Conheça o produtor musical de 32 anos responsável pelos maiores sucessos do sertanejo universitário

Renato Pizzuto

De Michel Teló a Luan Santana, ele é o produtor musical que mais emplacou sucessos nas FMs do Brasil nos últimos seis anos.

Se você esteve em lugares habitados nos últimos três anos, seja em Londres, Cabrobó ou Bogotá, certamente foi bombardeado por alguma música produzida por Dudu Borges, 32 anos. Ai, Se Eu Te Pego!, do Michel Teló, te diz algo? Pois é.

Desde 2009, acontece no Brasil o renascimento da música sertaneja, reembalada para um público mais jovem e baladeiro, sem tanto foco na choradeira que a marcou historicamente. É a sua versão “universitária”, que mistura moda de viola e sanfona com country e pop-rock. No ano passado, por exemplo, mais da metade das músicas tocadas nas rádios do país (ver box) foi de alguma dupla ou cantor do gênero. Até dominar a lista das mais tocadas, no entanto, o estilo musical enfrentou o reinado do pagode e da axé music, que vinha desde meados dos anos 1990. E chegou com força.

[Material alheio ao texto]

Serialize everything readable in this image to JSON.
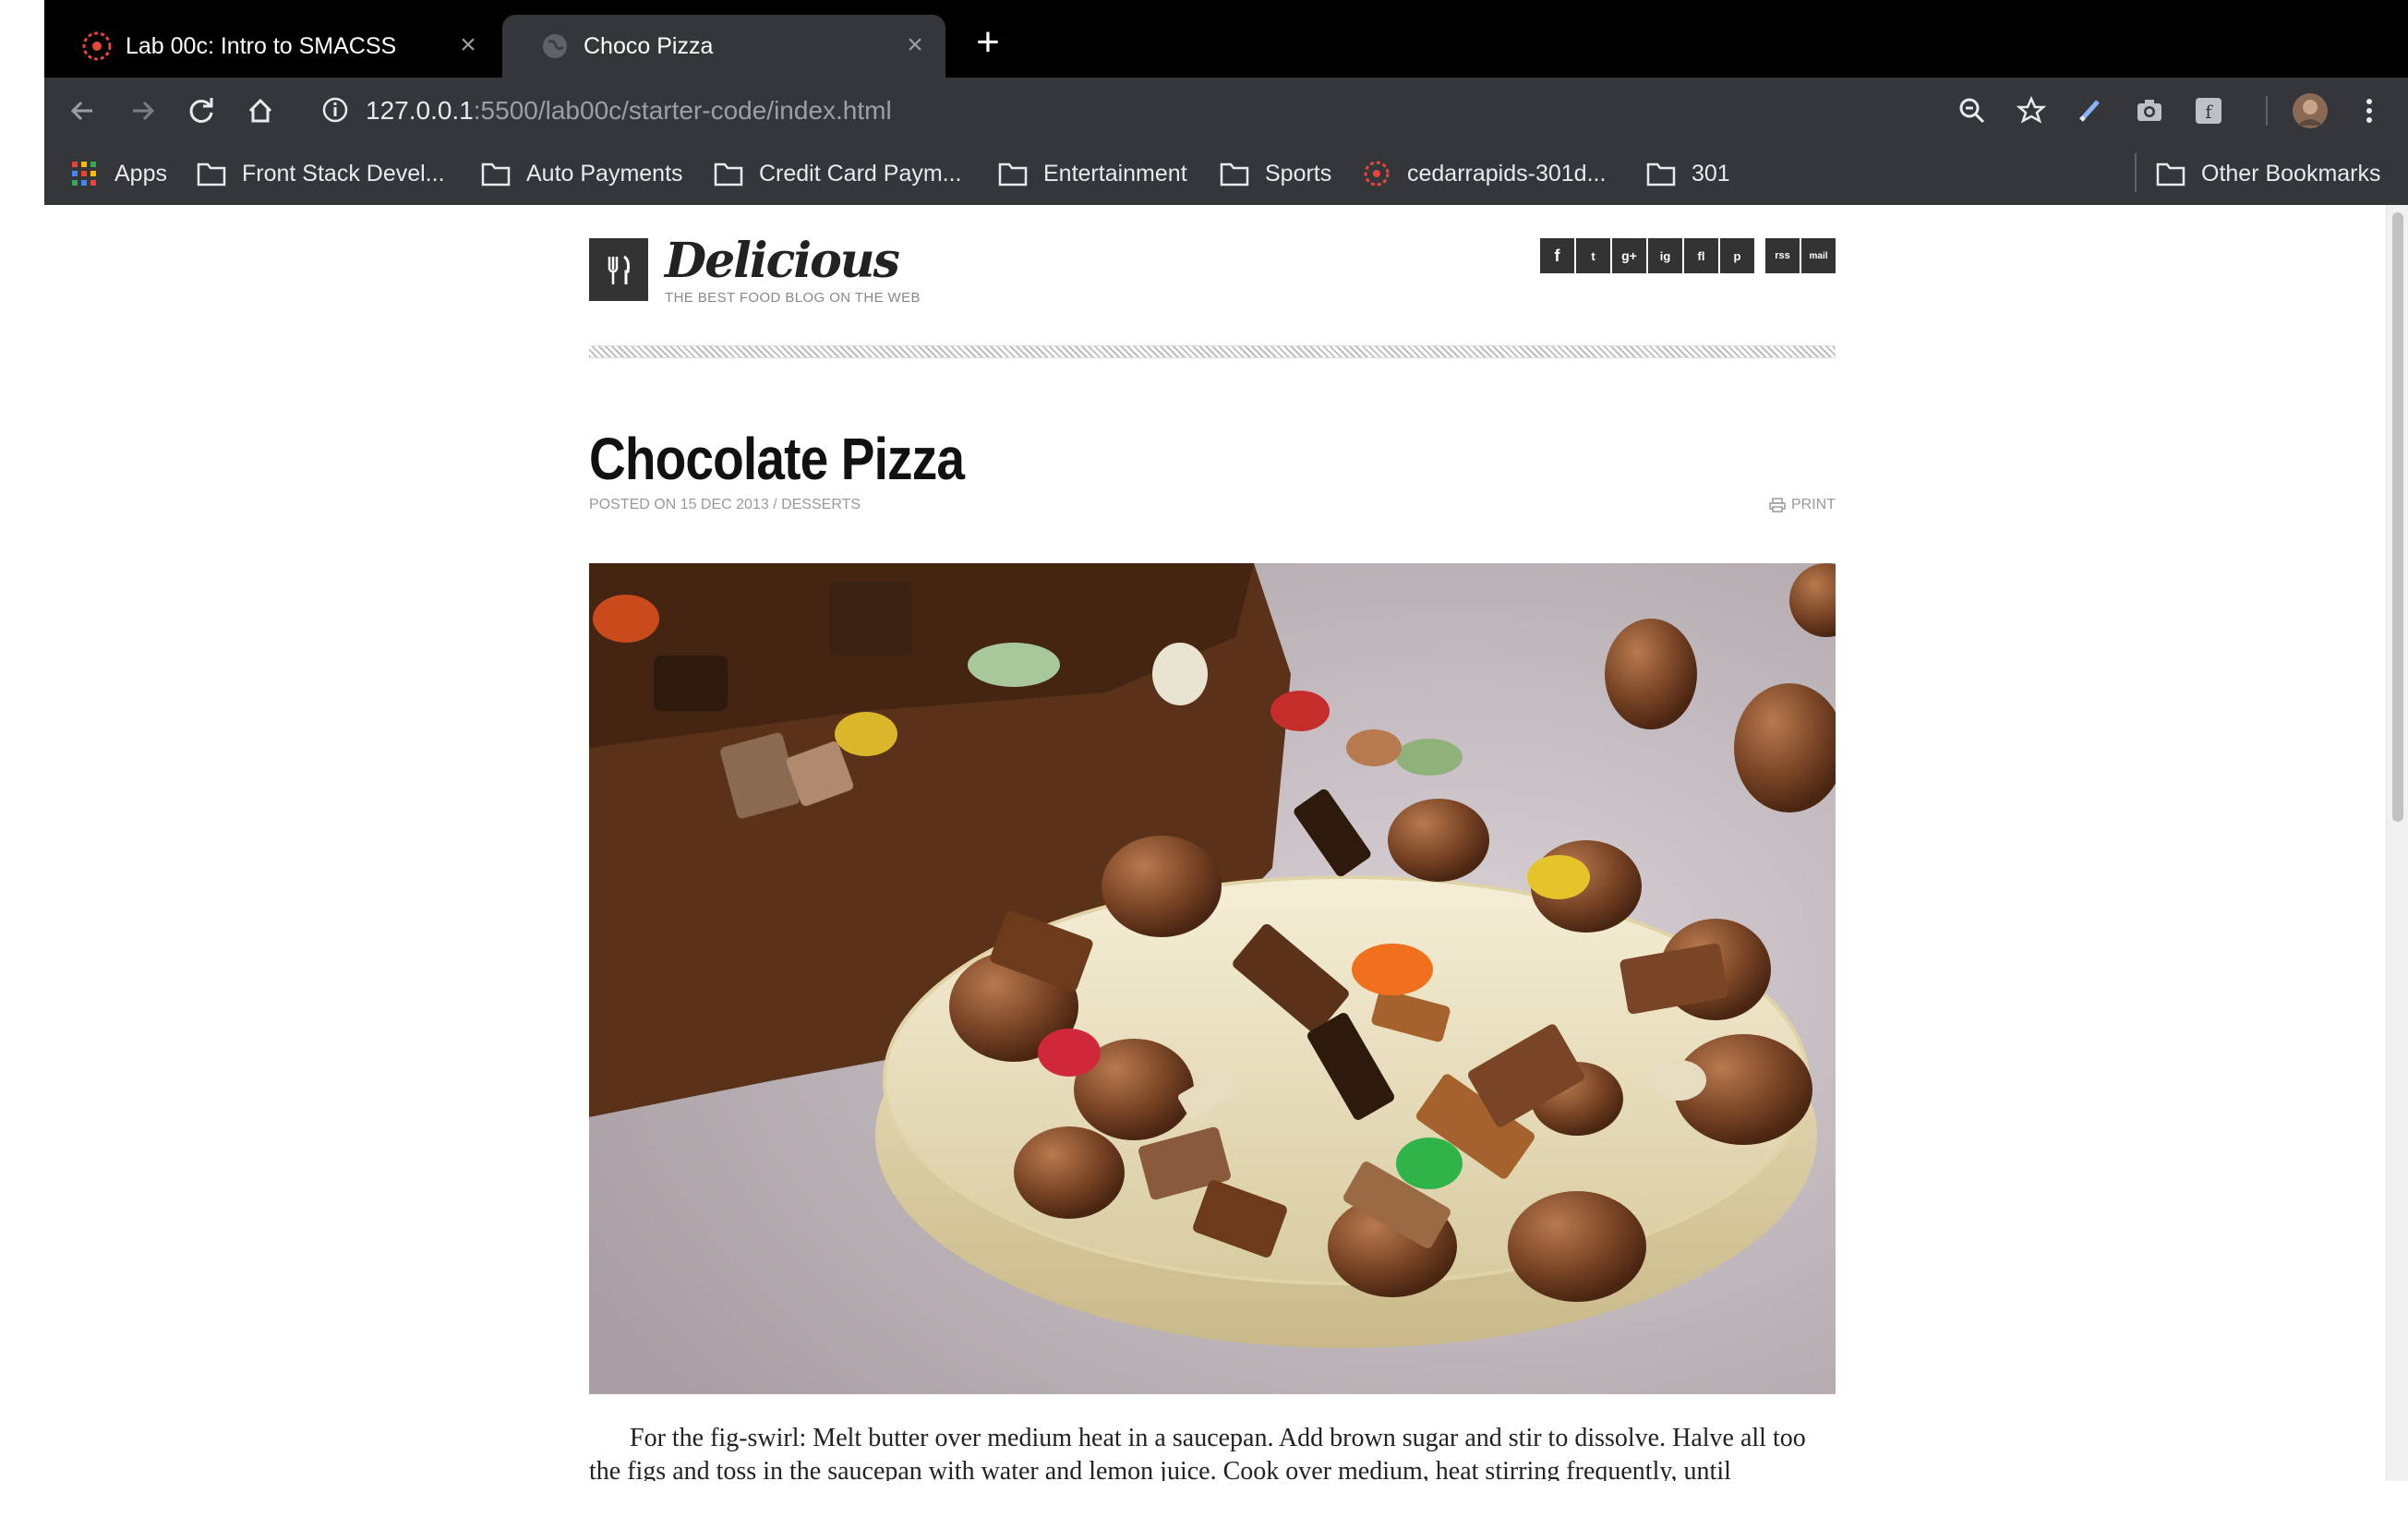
{
  "browser": {
    "tabs": [
      {
        "title": "Lab 00c: Intro to SMACSS",
        "favicon": "canvas-logo-icon",
        "active": false
      },
      {
        "title": "Choco Pizza",
        "favicon": "globe-icon",
        "active": true
      }
    ],
    "address": {
      "host": "127.0.0.1",
      "rest": ":5500/lab00c/starter-code/index.html"
    },
    "bookmarks": [
      {
        "label": "Apps",
        "icon": "apps-grid-icon"
      },
      {
        "label": "Front Stack Devel...",
        "icon": "folder-icon"
      },
      {
        "label": "Auto Payments",
        "icon": "folder-icon"
      },
      {
        "label": "Credit Card Paym...",
        "icon": "folder-icon"
      },
      {
        "label": "Entertainment",
        "icon": "folder-icon"
      },
      {
        "label": "Sports",
        "icon": "folder-icon"
      },
      {
        "label": "cedarrapids-301d...",
        "icon": "canvas-logo-icon"
      },
      {
        "label": "301",
        "icon": "folder-icon"
      }
    ],
    "other_bookmarks": "Other Bookmarks"
  },
  "site": {
    "name": "Delicious",
    "tagline": "THE BEST FOOD BLOG ON THE WEB",
    "social": [
      "f",
      "t",
      "g+",
      "ig",
      "fl",
      "p",
      "rss",
      "mail"
    ]
  },
  "post": {
    "title": "Chocolate Pizza",
    "meta": "POSTED ON 15 DEC 2013 / DESSERTS",
    "print_label": "PRINT",
    "body": "For the fig-swirl: Melt butter over medium heat in a saucepan. Add brown sugar and stir to dissolve. Halve all too the figs and toss in the saucepan with water and lemon juice. Cook over medium, heat stirring frequently, until"
  },
  "colors": {
    "chrome_dark": "#000000",
    "toolbar": "#35363a",
    "logo_box": "#333333",
    "accent_red": "#e8453c"
  }
}
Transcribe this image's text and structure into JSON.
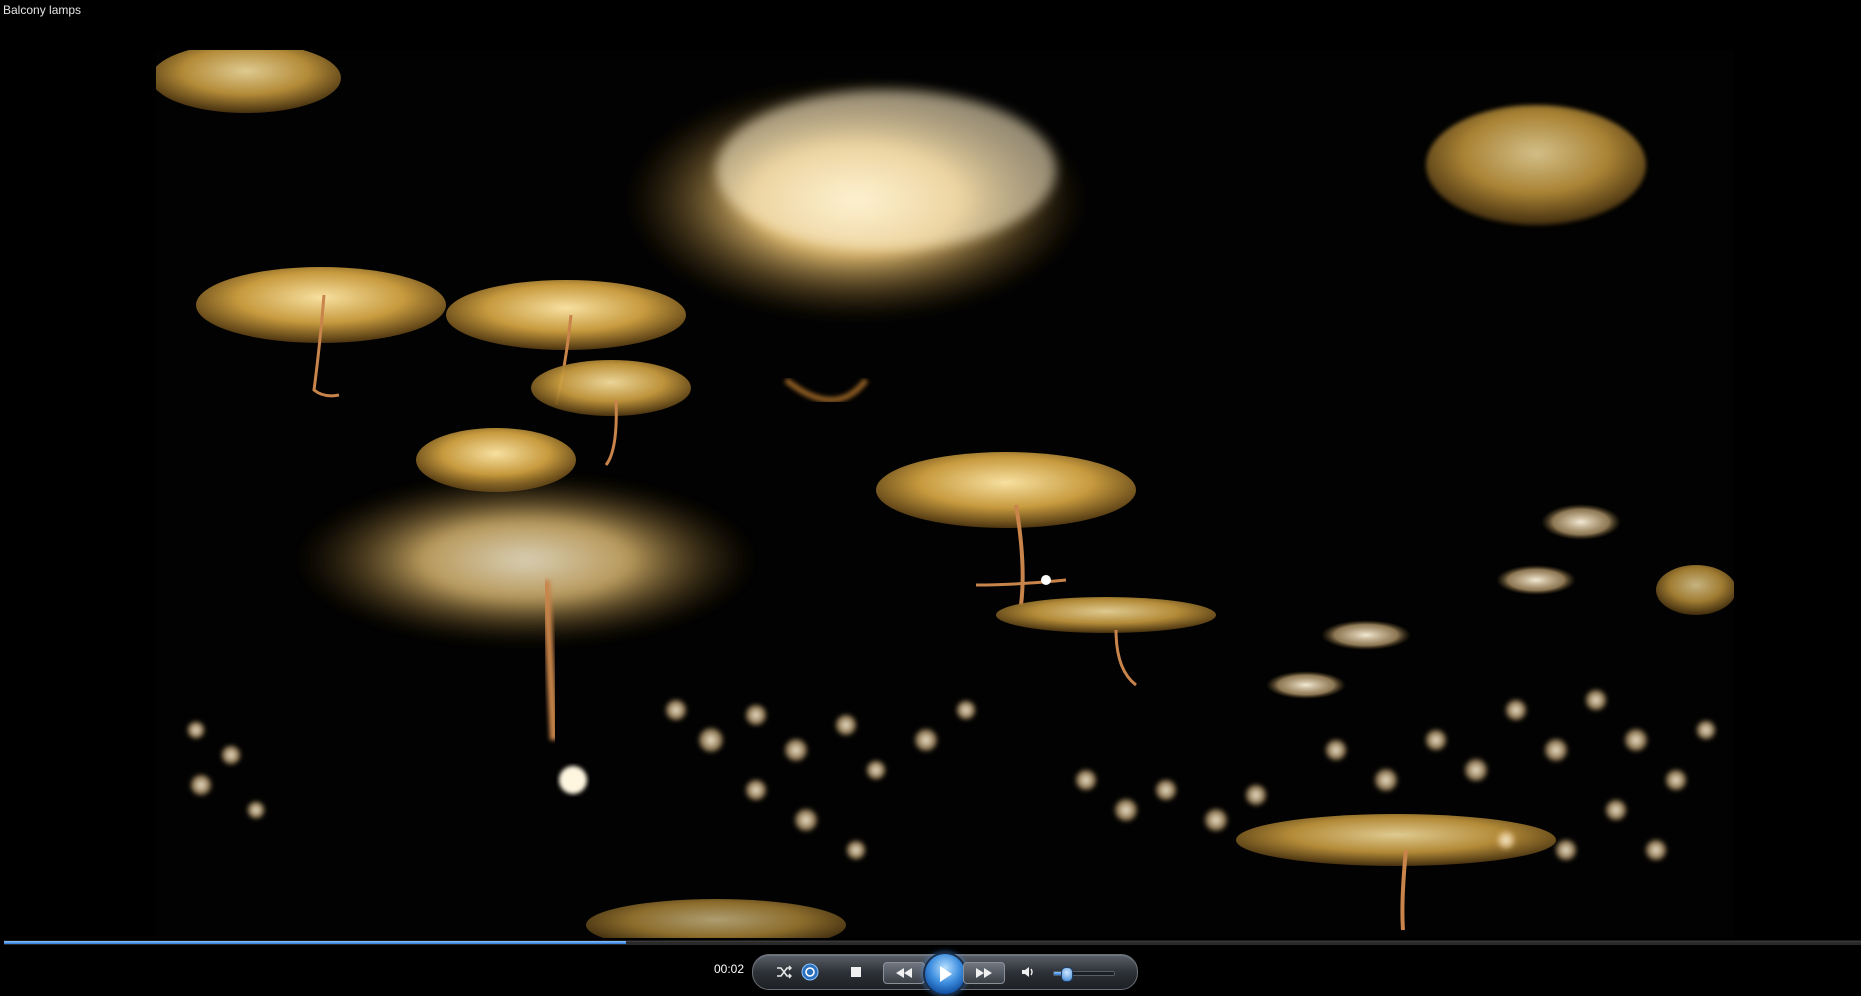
{
  "window": {
    "title": "Balcony lamps"
  },
  "player": {
    "elapsed_time": "00:02",
    "progress_fraction": 0.335,
    "volume_fraction": 0.2,
    "accent_color": "#2a79d6"
  },
  "controls": {
    "shuffle_icon": "shuffle-icon",
    "repeat_icon": "repeat-icon",
    "stop_icon": "stop-icon",
    "previous_icon": "previous-icon",
    "play_icon": "play-icon",
    "next_icon": "next-icon",
    "mute_icon": "speaker-icon"
  }
}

O que Michel Teló, Luan Santana, João Bosco e Vinicius, Bruno e Marrone têm em comum, além dos milhares de plays diários em rádios e na internet (e milhões na conta bancária), atende pelo apelido de Dudu, uma espécie de serial hitmaker para as duplas universitárias.

Depois que entrei lá não saí. Aos 15, já tomava conta de tudo, comecei a gravar jingles e discos.

Nascido em Campo Grande (MS), Dimas Souza Junior, ou Dudu, teve a chance de bilhar num ramo tão popular quanto a música sertaneja, o futebol. O talento entre as quatro linhas garantiu por anos a bolsa de estudos que mantinha ele e o irmão num colégio particular da cidade.

Aos 13 anos, no entanto, algo mudou. O boleiro começou a faltar aos treinos. Havia descoberto a música, ou melhor, a vida num estúdio de gravação. Negócio de um primo, o tal estúdio ficava na rua de casa e virou sua segunda escola. “Depois que entrei lá não saí. Aos 15, já tomava conta de tudo, comecei a gravar jingles e discos.”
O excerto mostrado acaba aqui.